拝島大師の参道東側に旧本堂が建っています。旧本堂は当山中興二十四世義順和尚が十年以上の歳月をかけて文政二年に(一八一九)再建したものです。

義順和尚は武芸の達人の武士でしたが、期するところがあって出家し、大師の御堂の再建を思い立ち、西方は大菩薩峠下の甲州・山梨県の北都留郡小菅村、北方は埼玉県比企郡都幾川村、南方は御殿峠を越えて橋本・相模原一帯、東方江戸市中まで有縁の人々に大師信仰を広めながら資金勧進の行脚をしました。

それで宝形造りの四間半四面の御堂が完成し落慶したのです。それを契機として初縁日に多摩だるまを中心としただるま市がはじまるのですが、正月二日・三日という全国でもっとも早いだるま市として知られます。その後、文久三年(一八六三)当山二十五世義歓和尚の時に向拝浜縁高欄が造営されました。さらに昭和二十六年(一九五一)二十九世宗賢の時に宝形造りが入母屋造瓦葺きになりましたが、平成三年に旧本堂は日本独特の曳屋技法により現在地に移動し、十二年の歳月をかけて平成六年に新本堂が完成したのです。 さて、旧本堂には古来大師御堂の脇侍に祀られていた大黒さまを祀ります。

大黒さんは正しくは大黒天、インドでマハ-カ-ラと呼ばれ、密教経典の『仁王護国般若経』に見え、大黒天と漢訳し、大自在天すなわちシバ神の化身とされます。シバ神は破壊の神ですが、逆にインド人の信仰では万物創造の最高神となります。仏教では色究竟天に住し第十地の菩薩が成仏してこの天になります。いずれにしても仏教の大黒天は護法神で、戦闘神また忿怒神であって、仏道修行を激励する激しい神でした。
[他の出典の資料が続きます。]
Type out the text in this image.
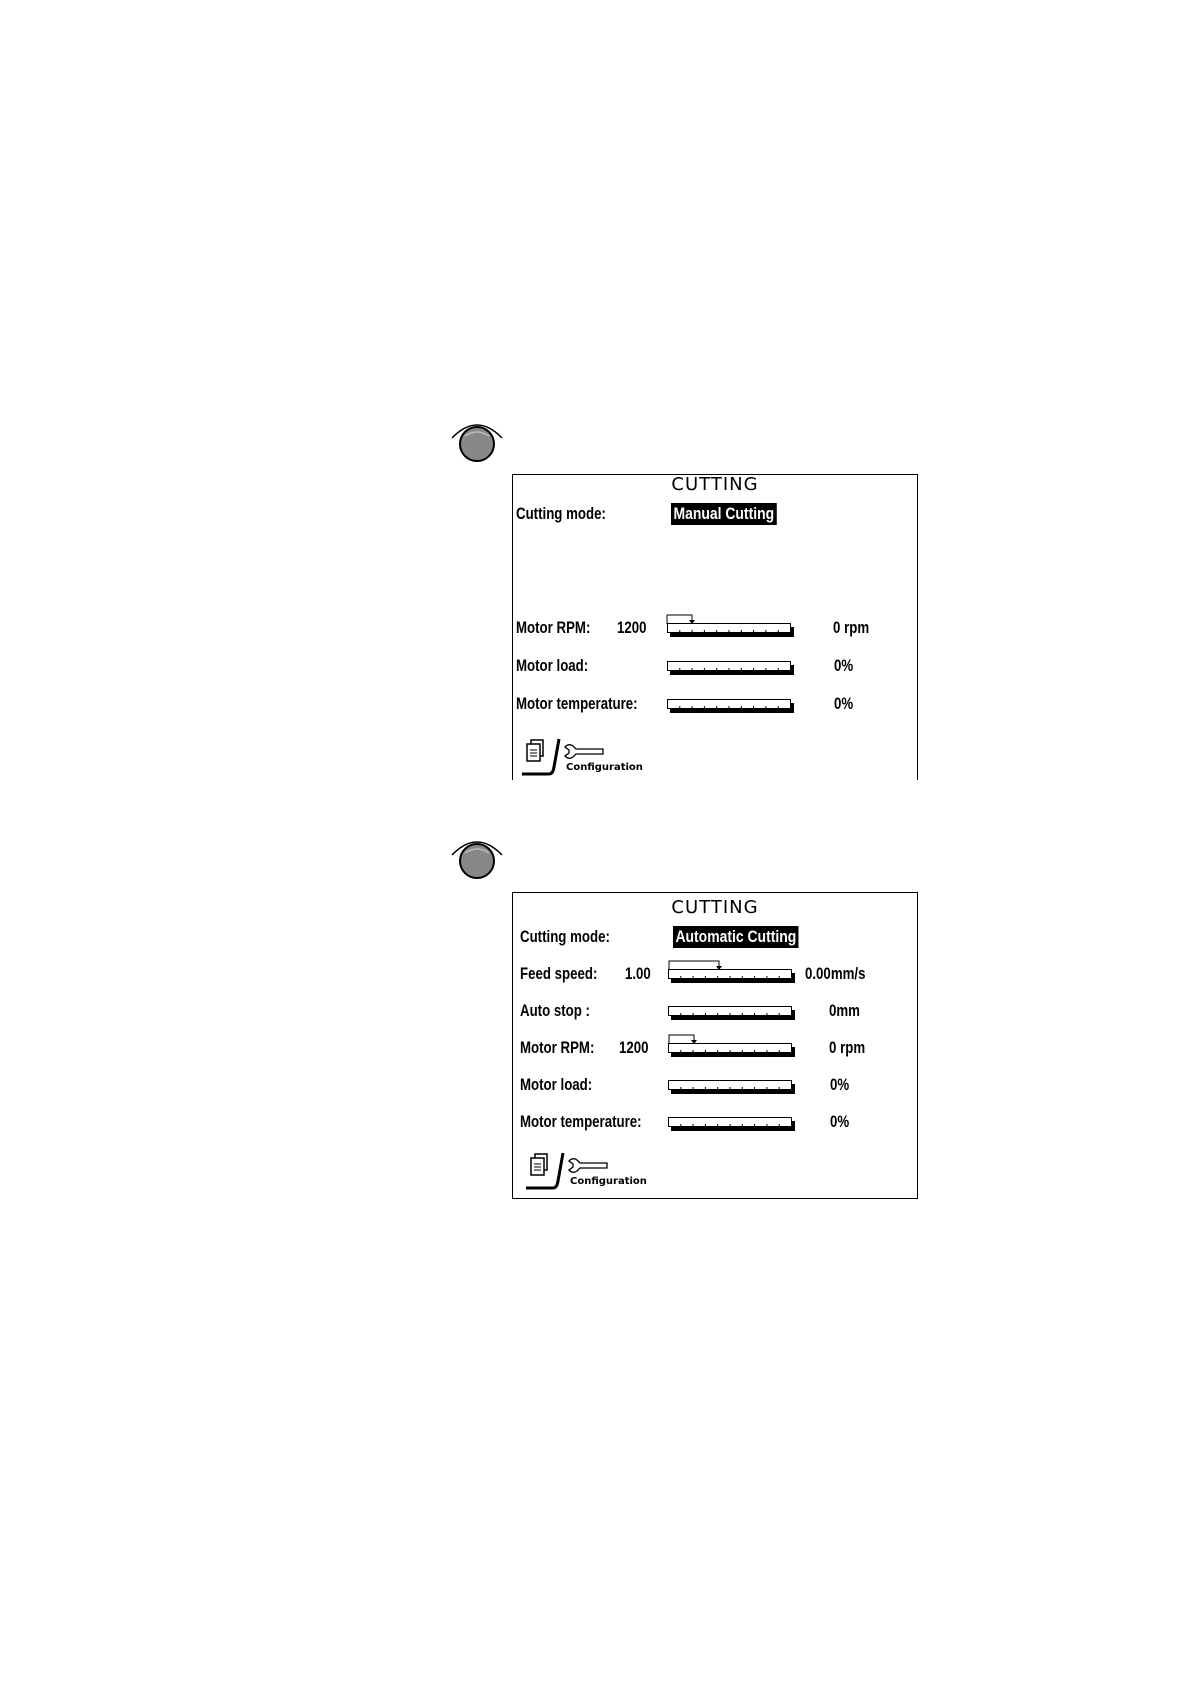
CUTTING
Cutting mode:	Manual Cutting
Motor RPM: 1200	0 rpm
Motor load:	0%
Motor temperature:	0%
Configuration
CUTTING
Cutting mode:	Automatic Cutting
Feed speed: 1.00	0.00mm/s
Auto stop :	0mm
Motor RPM: 1200	0 rpm
Motor load:	0%
Motor temperature:	0%
Configuration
比叡山を修業の地とした天台宗祖最澄も大黒天の信仰を持ち、根本中堂の前に大黒堂を建てました。

日本では頭巾を被り、左肩に大きな袋を背負い、右手に打出の小槌を持ち、米俵を踏まえて、因幡白兎で知られる大国主命と一体とされ、七福神のひとりになります。拝島大師の二月三日の節分会に配る大黒さんのお札は一筆で蛇のように書き、養蚕の成功を祈願する招福開運のお札です。